Thank you. Does this mean that if default judgement is entered against the dormant the most it would have to pay would be £4500? Would there be any come back against the parent company and/or would the former employee of the dormant be able to proceed against the parent as the trade of the dormant is now part of the parent. The dormant company was kept to protect the name.
3. Yes, the extent of the dormant company's liability would be the extent of its assets. These may or may not be solely its share capital. It may have other assets. Secondly, the former employee would not be able to sue the parent company merely because he has a cause of action against the dormant company. Thirdly, you should consider transferring rights in the name of the dormant company to another company and trademarking them. This will safeguard the name in the event of liquidation of the dormant company.
Customer: replied 2 years ago.
Thank you. Would there still be a case in law when no one at that time was aware of the dangers of asbestos and I think the Act covering the use of asbestos did not come in until 1969. Does this mean that the dormant is still liable. There are no other assets other than the share capital.
4. Liability in law does not depend upon knowledge. Claims in relation to asbestos have succeeded even though there was no knowledge in the 50s & 60s about the harm it caused. The dormant company would still be liable if the case is asbestos related. Please RATE the Answer as this is necessary so that your Expert gets part of the funds you have deposited with the website.
Customer: replied 2 years ago.
Thank you. Could the present Directors be held liable in anyway even though they were not involved in the Dormant company at the time or the Parent come to that.
5. No, the present directors cannot be held personally liable. This is because they were in no way liable and also, because you cannot be held personally liable for something you were unaware of, such as potential liability to asbestos.
Customer: replied 2 years ago.
Thank you. Do any Court proceedings have to be issued to the Dormant Company's registered office and if they are not can they be returned unanswered to the Court other than stating it is not the registered office, then await for them to be re- issued to the correct address.
6. It is a rule of law, that a company must be served at its registered address.

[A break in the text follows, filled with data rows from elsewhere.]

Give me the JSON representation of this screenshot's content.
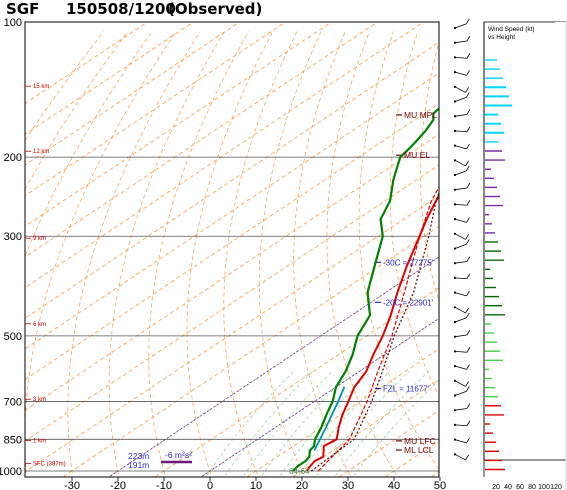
{
  "header": {
    "station": "SGF",
    "datetime": "150508/1200",
    "label": "(Observed)"
  },
  "wind_panel": {
    "title_line1": "Wind Speed (kt)",
    "title_line2": "vs Height",
    "x_ticks": [
      "20",
      "40",
      "60",
      "80",
      "100",
      "120"
    ]
  },
  "chart_data": {
    "type": "line",
    "title": "SGF 150508/1200 (Observed)",
    "x_axis": {
      "min": -30,
      "max": 50,
      "ticks": [
        -30,
        -20,
        -10,
        0,
        10,
        20,
        30,
        40,
        50
      ]
    },
    "y_axis": {
      "scale": "log",
      "min": 1000,
      "max": 100,
      "ticks": [
        100,
        200,
        300,
        500,
        700,
        850,
        1000
      ]
    },
    "height_labels": [
      {
        "text": "15 km",
        "p": 139
      },
      {
        "text": "12 km",
        "p": 194
      },
      {
        "text": "9 km",
        "p": 303
      },
      {
        "text": "6 km",
        "p": 470
      },
      {
        "text": "3 km",
        "p": 692
      },
      {
        "text": "1 km",
        "p": 855
      },
      {
        "text": "SFC (387m)",
        "p": 963
      }
    ],
    "series": [
      {
        "role": "temperature",
        "color": "#e00000",
        "points": [
          [
            1000,
            21
          ],
          [
            975,
            20.2
          ],
          [
            950,
            19.5
          ],
          [
            930,
            20
          ],
          [
            900,
            18
          ],
          [
            880,
            16.6
          ],
          [
            850,
            17.2
          ],
          [
            800,
            13.8
          ],
          [
            750,
            10.5
          ],
          [
            700,
            7.4
          ],
          [
            650,
            4
          ],
          [
            600,
            1.5
          ],
          [
            550,
            -2.5
          ],
          [
            500,
            -6.5
          ],
          [
            450,
            -11.5
          ],
          [
            400,
            -17.5
          ],
          [
            350,
            -24
          ],
          [
            300,
            -31
          ],
          [
            275,
            -35
          ],
          [
            250,
            -39
          ],
          [
            225,
            -43
          ],
          [
            200,
            -48
          ],
          [
            190,
            -50.5
          ],
          [
            175,
            -54
          ],
          [
            165,
            -56
          ],
          [
            160,
            -58
          ],
          [
            150,
            -58.5
          ],
          [
            140,
            -60
          ],
          [
            130,
            -61
          ],
          [
            120,
            -63.5
          ],
          [
            115,
            -65
          ],
          [
            110,
            -64.5
          ],
          [
            100,
            -65
          ]
        ]
      },
      {
        "role": "dewpoint",
        "color": "#008000",
        "points": [
          [
            1000,
            18
          ],
          [
            975,
            17.5
          ],
          [
            950,
            17.5
          ],
          [
            930,
            17
          ],
          [
            900,
            15
          ],
          [
            880,
            14.5
          ],
          [
            850,
            12.5
          ],
          [
            800,
            10
          ],
          [
            750,
            7
          ],
          [
            700,
            4
          ],
          [
            650,
            0
          ],
          [
            600,
            -3
          ],
          [
            550,
            -7
          ],
          [
            500,
            -12
          ],
          [
            450,
            -16
          ],
          [
            400,
            -24
          ],
          [
            350,
            -31
          ],
          [
            300,
            -39
          ],
          [
            275,
            -45
          ],
          [
            250,
            -49
          ],
          [
            225,
            -55
          ],
          [
            200,
            -61
          ],
          [
            190,
            -62
          ],
          [
            175,
            -64
          ],
          [
            165,
            -66
          ],
          [
            160,
            -68
          ],
          [
            150,
            -69
          ],
          [
            140,
            -73
          ],
          [
            130,
            -74.5
          ],
          [
            120,
            -77
          ],
          [
            115,
            -78
          ],
          [
            110,
            -78
          ],
          [
            100,
            -78
          ]
        ]
      },
      {
        "role": "virtual-temperature",
        "color": "#e00000",
        "style": "dashed",
        "points": [
          [
            1000,
            23.5
          ],
          [
            850,
            20
          ],
          [
            700,
            11.5
          ],
          [
            600,
            4
          ],
          [
            500,
            -4.5
          ],
          [
            400,
            -16
          ],
          [
            300,
            -31
          ],
          [
            250,
            -40
          ],
          [
            200,
            -49
          ],
          [
            150,
            -59
          ],
          [
            100,
            -66
          ]
        ]
      },
      {
        "role": "parcel-trace",
        "color": "#5a0000",
        "style": "dotted",
        "points": [
          [
            1000,
            22
          ],
          [
            850,
            21
          ],
          [
            700,
            12.5
          ],
          [
            600,
            5
          ],
          [
            500,
            -4
          ],
          [
            400,
            -14
          ],
          [
            300,
            -29
          ],
          [
            250,
            -39
          ],
          [
            200,
            -50
          ],
          [
            150,
            -65
          ],
          [
            100,
            -85
          ]
        ]
      },
      {
        "role": "wetbulb",
        "color": "#0090b0",
        "points": [
          [
            900,
            16
          ],
          [
            800,
            11
          ],
          [
            700,
            5.2
          ],
          [
            650,
            1.8
          ]
        ]
      }
    ],
    "reference_lines": [
      {
        "text": "MU MPL",
        "p": 161
      },
      {
        "text": "MU EL",
        "p": 198
      },
      {
        "text": "-30C = 27275'",
        "p": 343
      },
      {
        "text": "-20C = 22901'",
        "p": 421
      },
      {
        "text": "FZL = 11677'",
        "p": 655
      },
      {
        "text": "MU LFC",
        "p": 857
      },
      {
        "text": "ML LCL",
        "p": 898
      }
    ],
    "annotations": {
      "srh_1": "223m",
      "srh_2": "191m",
      "srh_unit": "-6 m²s²",
      "bottom_values": "64-64"
    }
  }
}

This is the address listed in Companies House as its registered address. So here it is the Dormant Company's registered address at which solicitors for the claimant must serve the document. So any proceedings sent to the wrong address can be returned. You can then await for service at the correct address.

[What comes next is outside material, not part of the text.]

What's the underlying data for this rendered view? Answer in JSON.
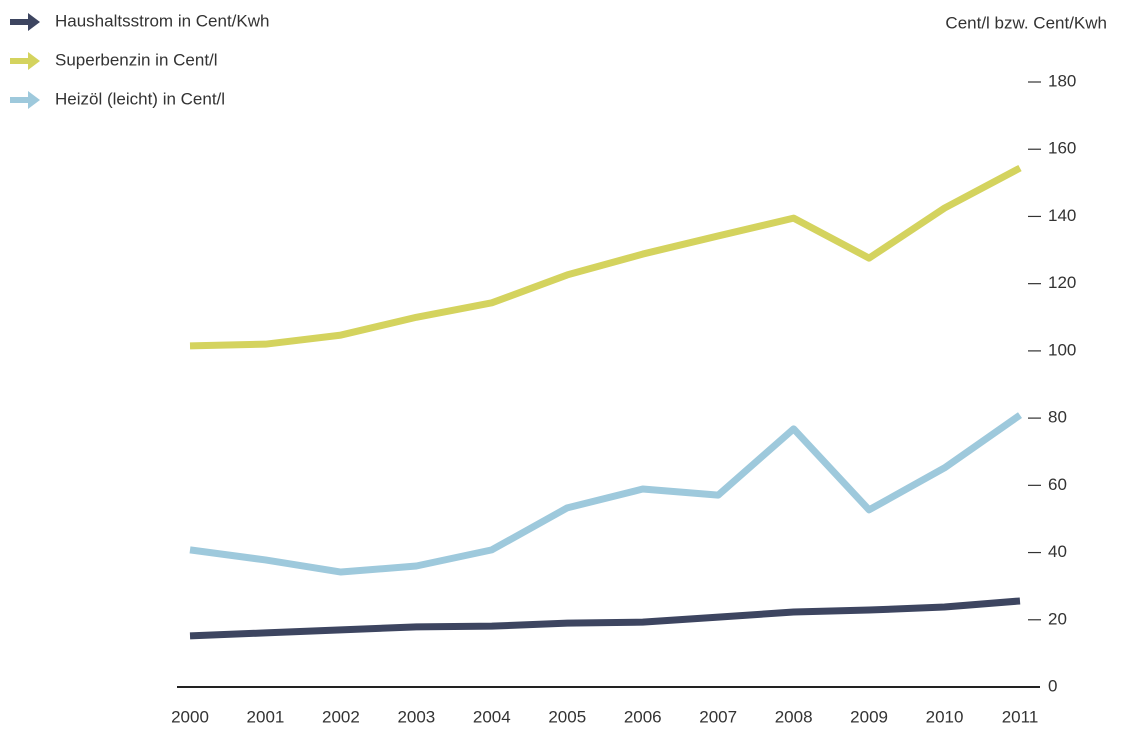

Buachaill and other Law Specialists are ready to help you
Customer: replied 2 years ago.
MrCustomer sir you have been a great help in answering points which we were unsure of. Thank you.
Kind regards,
Bernard Briggs
Customer: replied 2 years ago.
One further question regarding the above. Would there be any claim on the Parent company as it took on the trade and existing employees who were employed at that time of the subsidiary /dormant company.
7. The parent company can only be made liable for the liabilities of the subsidiary company if it accepted the liabilities attaching to the transfer of the workers. Accordingly, if there was a transfer of the business of the dormant company, then the parent would take on the liabilities as well. However, if there merely was a novation of the employment contracts, then the parent company will not be liable. Here, I would suggest that you look at the legal method used when the Parent company took on the trade and existing employees previously employed by the subsidiary/dormant company. If there was merely a transfer of the employment contract and nothing more, then the Parent did not take on any pre-existing liabilities. However, if there was a transfer of the business, then the parent took on the liabilities as well.